= Origomu =

Origomu is a movement originated in New York City by Chilean artist Tatiana Pagés in 2009. It is the practice of recycling plastic waste into wearable art. Origomu or オリゴム comes from the Japanese ori, meaning “folding”, and gomu, meaning “rubber”.

==Overview==
The technique has been taught in workshops at Pratt Institute in New York City, making necklaces using six-pack rings as chief material. Origomu is based in connecting art and fashion with environmental awareness. The technique has also been taught in workshops for low-income women.

Origomu necklaces has since been displayed at the Eco-Fashion exhibit at The Museum of FIT, the Cirque Du Soleil Ecological Tent in Montreal, Canada, the country of Ecuador and the Punta Cana Foundation in Dominican Republic.

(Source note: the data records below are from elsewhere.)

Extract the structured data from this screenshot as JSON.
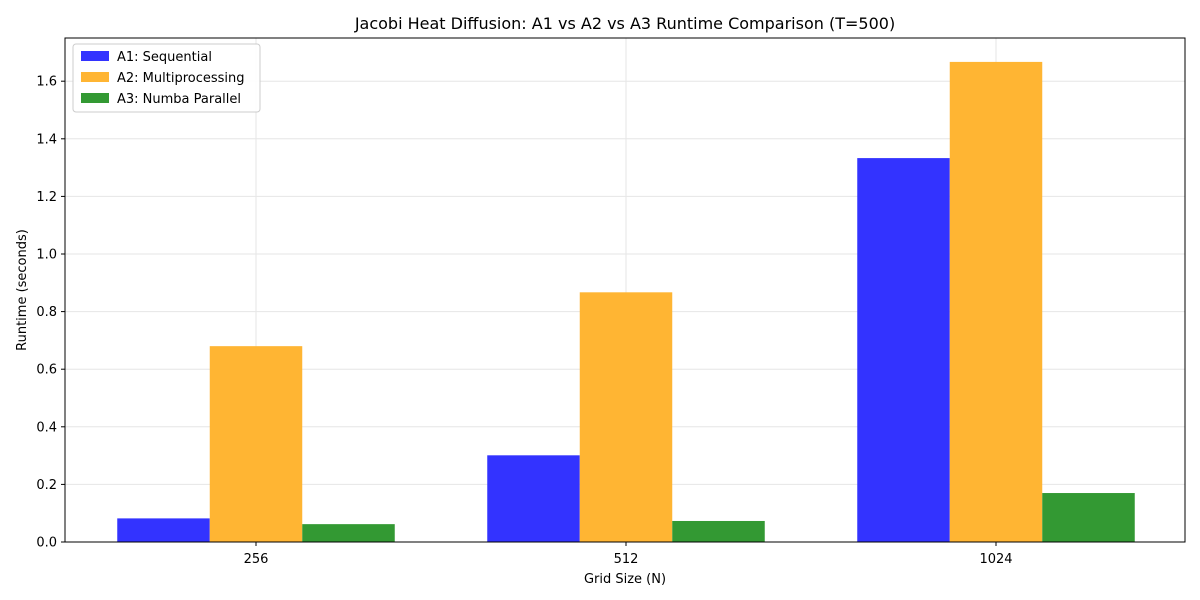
{
  "chart_data": {
    "type": "bar",
    "title": "Jacobi Heat Diffusion: A1 vs A2 vs A3 Runtime Comparison (T=500)",
    "xlabel": "Grid Size (N)",
    "ylabel": "Runtime (seconds)",
    "categories": [
      "256",
      "512",
      "1024"
    ],
    "series": [
      {
        "name": "A1: Sequential",
        "color": "#3333ff",
        "values": [
          0.082,
          0.301,
          1.333
        ]
      },
      {
        "name": "A2: Multiprocessing",
        "color": "#ffb533",
        "values": [
          0.68,
          0.867,
          1.667
        ]
      },
      {
        "name": "A3: Numba Parallel",
        "color": "#339933",
        "values": [
          0.062,
          0.073,
          0.17
        ]
      }
    ],
    "ylim": [
      0,
      1.75
    ],
    "yticks": [
      "0.0",
      "0.2",
      "0.4",
      "0.6",
      "0.8",
      "1.0",
      "1.2",
      "1.4",
      "1.6"
    ],
    "grid": true,
    "legend_position": "top-left"
  }
}
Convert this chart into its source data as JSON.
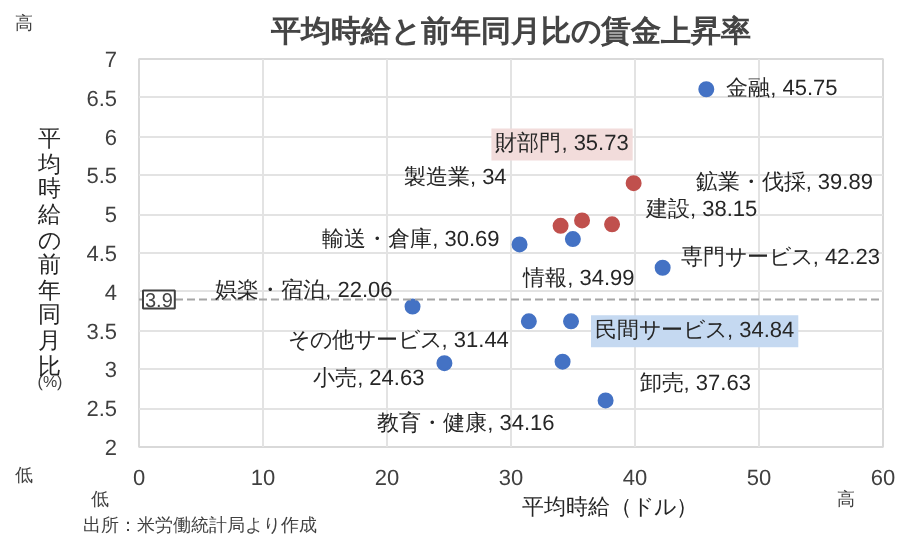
{
  "chart_data": {
    "type": "scatter",
    "title": "平均時給と前年同月比の賃金上昇率",
    "xlabel": "平均時給（ドル）",
    "ylabel": "平均時給の前年同月比",
    "annotations": [
      "(%)",
      "高",
      "低",
      "低",
      "高",
      "出所：米労働統計局より作成",
      {
        "text": "金融, 45.75",
        "x": 45.75,
        "y": 6.61
      },
      {
        "text": "鉱業・伐採, 39.89",
        "x": 39.89,
        "y": 5.4
      },
      {
        "text": "財部門, 35.73",
        "x": 35.73,
        "y": 4.92
      },
      {
        "text": "製造業, 34",
        "x": 34,
        "y": 4.85
      },
      {
        "text": "建設, 38.15",
        "x": 38.15,
        "y": 4.87
      },
      {
        "text": "輸送・倉庫, 30.69",
        "x": 30.69,
        "y": 4.61
      },
      {
        "text": "情報, 34.99",
        "x": 34.99,
        "y": 4.68
      },
      {
        "text": "専門サービス, 42.23",
        "x": 42.23,
        "y": 4.31
      },
      {
        "text": "娯楽・宿泊, 22.06",
        "x": 22.06,
        "y": 3.81
      },
      {
        "text": "民間サービス, 34.84",
        "x": 34.84,
        "y": 3.62
      },
      {
        "text": "その他サービス, 31.44",
        "x": 31.44,
        "y": 3.62
      },
      {
        "text": "小売, 24.63",
        "x": 24.63,
        "y": 3.08
      },
      {
        "text": "教育・健康, 34.16",
        "x": 34.16,
        "y": 3.1
      },
      {
        "text": "卸売, 37.63",
        "x": 37.63,
        "y": 2.6
      }
    ],
    "x": [
      45.75,
      39.89,
      35.73,
      34,
      38.15,
      30.69,
      34.99,
      42.23,
      22.06,
      34.84,
      31.44,
      24.63,
      34.16,
      37.63
    ],
    "values": [
      6.61,
      5.4,
      4.92,
      4.85,
      4.87,
      4.61,
      4.68,
      4.31,
      3.81,
      3.62,
      3.62,
      3.08,
      3.1,
      2.6
    ],
    "colors": [
      "#4472c4",
      "#c0504d",
      "#c0504d",
      "#c0504d",
      "#c0504d",
      "#4472c4",
      "#4472c4",
      "#4472c4",
      "#4472c4",
      "#4472c4",
      "#4472c4",
      "#4472c4",
      "#4472c4",
      "#4472c4"
    ],
    "xlim": [
      0,
      60
    ],
    "ylim": [
      2,
      7
    ],
    "xticks": [
      0,
      10,
      20,
      30,
      40,
      50,
      60
    ],
    "yticks": [
      2,
      2.5,
      3,
      3.5,
      4,
      4.5,
      5,
      5.5,
      6,
      6.5,
      7
    ],
    "ref_lines": [
      {
        "axis": "y",
        "value": 3.9,
        "label": "3.9",
        "color": "#a6a6a6",
        "line_style": "dashed"
      }
    ],
    "grid": true,
    "marker": "circle"
  }
}
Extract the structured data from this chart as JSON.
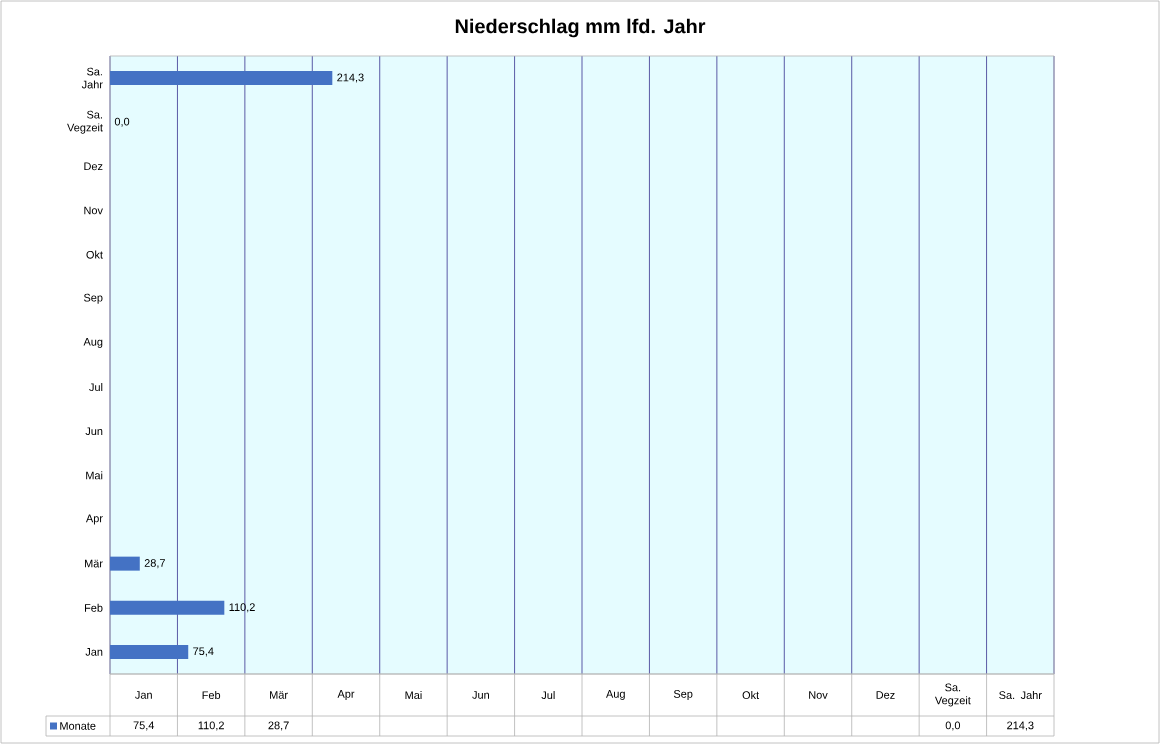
{
  "chart_data": {
    "type": "bar",
    "orientation": "horizontal",
    "title": "Niederschlag mm lfd. Jahr",
    "categories": [
      "Sa. Jahr",
      "Sa. Vegzeit",
      "Dez",
      "Nov",
      "Okt",
      "Sep",
      "Aug",
      "Jul",
      "Jun",
      "Mai",
      "Apr",
      "Mär",
      "Feb",
      "Jan"
    ],
    "series": [
      {
        "name": "Monate",
        "color": "#4472c4",
        "values": [
          214.3,
          0.0,
          null,
          null,
          null,
          null,
          null,
          null,
          null,
          null,
          null,
          28.7,
          110.2,
          75.4
        ],
        "value_labels": [
          "214,3",
          "0,0",
          null,
          null,
          null,
          null,
          null,
          null,
          null,
          null,
          null,
          "28,7",
          "110,2",
          "75,4"
        ]
      }
    ],
    "xlim": [
      0,
      910
    ],
    "xticks": [
      {
        "value": 0,
        "label": null
      },
      {
        "value": 65,
        "label": null
      },
      {
        "value": 130,
        "label": null
      },
      {
        "value": 195,
        "label": null
      },
      {
        "value": 260,
        "label": null
      },
      {
        "value": 325,
        "label": null
      },
      {
        "value": 390,
        "label": null
      },
      {
        "value": 455,
        "label": null
      },
      {
        "value": 520,
        "label": null
      },
      {
        "value": 585,
        "label": null
      },
      {
        "value": 650,
        "label": null
      },
      {
        "value": 715,
        "label": null
      },
      {
        "value": 780,
        "label": null
      },
      {
        "value": 845,
        "label": null
      },
      {
        "value": 910,
        "label": null
      }
    ],
    "grid": "x",
    "legend": "bottom",
    "tick_labels": "y"
  }
}
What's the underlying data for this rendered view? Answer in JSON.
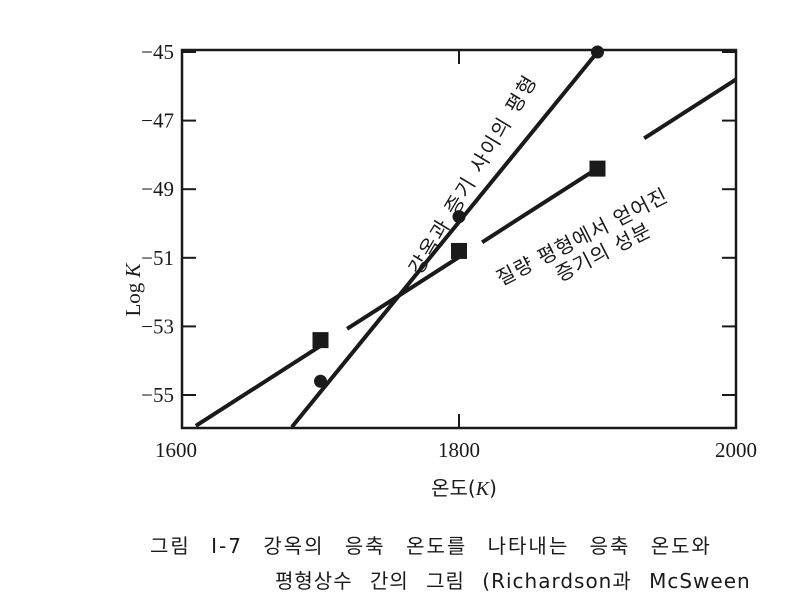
{
  "chart_data": {
    "type": "line",
    "xlabel": "온도(K)",
    "ylabel": "Log K",
    "xlim": [
      1600,
      2000
    ],
    "ylim": [
      -56,
      -45
    ],
    "x_ticks": [
      1600,
      1800,
      2000
    ],
    "y_ticks": [
      -45,
      -47,
      -49,
      -51,
      -53,
      -55
    ],
    "grid": false,
    "series": [
      {
        "name": "강옥과 증기 사이의 평형",
        "marker": "circle",
        "points": [
          [
            1700,
            -54.6
          ],
          [
            1800,
            -49.8
          ],
          [
            1900,
            -45.0
          ]
        ],
        "line_from": [
          1680,
          -55.9
        ],
        "line_to": [
          1900,
          -45.0
        ]
      },
      {
        "name": "질량 평형에서 얻어진 증기의 성분",
        "marker": "square",
        "points": [
          [
            1700,
            -53.4
          ],
          [
            1800,
            -50.8
          ],
          [
            1900,
            -48.4
          ]
        ],
        "line_from": [
          1610,
          -55.9
        ],
        "line_to": [
          2000,
          -45.8
        ]
      }
    ],
    "annotations": [
      {
        "text": "강옥과 증기 사이의 평형"
      },
      {
        "line1": "질량 평형에서 얻어진",
        "line2": "증기의 성분"
      }
    ]
  },
  "caption": {
    "line1": "그림 I-7 강옥의 응축 온도를 나타내는 응축 온도와",
    "line2": "평형상수 간의 그림 (Richardson과 McSween"
  },
  "colors": {
    "ink": "#1a1a1a",
    "background": "#ffffff"
  }
}
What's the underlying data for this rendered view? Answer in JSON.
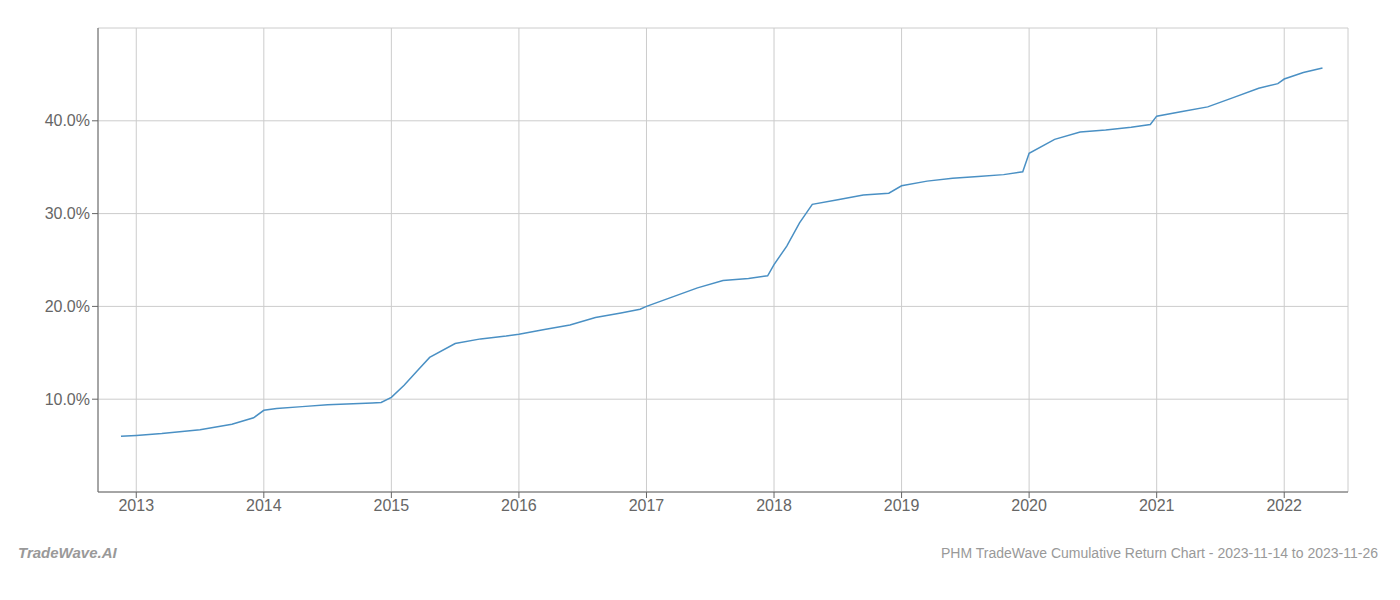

Origomu organized an international design contest. Creations from 25 countries were submitted and design and fashion experts chose the most innovative pieces. There was a first round of 8 finalists, out of these, three winners.

By April 2011, the movement had collected over 200,000 plastic six-pack rings, resulting in more than 500 Origomu designs. Over 305 designers have created Origomu pieces from countries such as Mexico, India, Portugal, New Zealand, United States, Ecuador, Chile, Belgium and Switzerland, among others.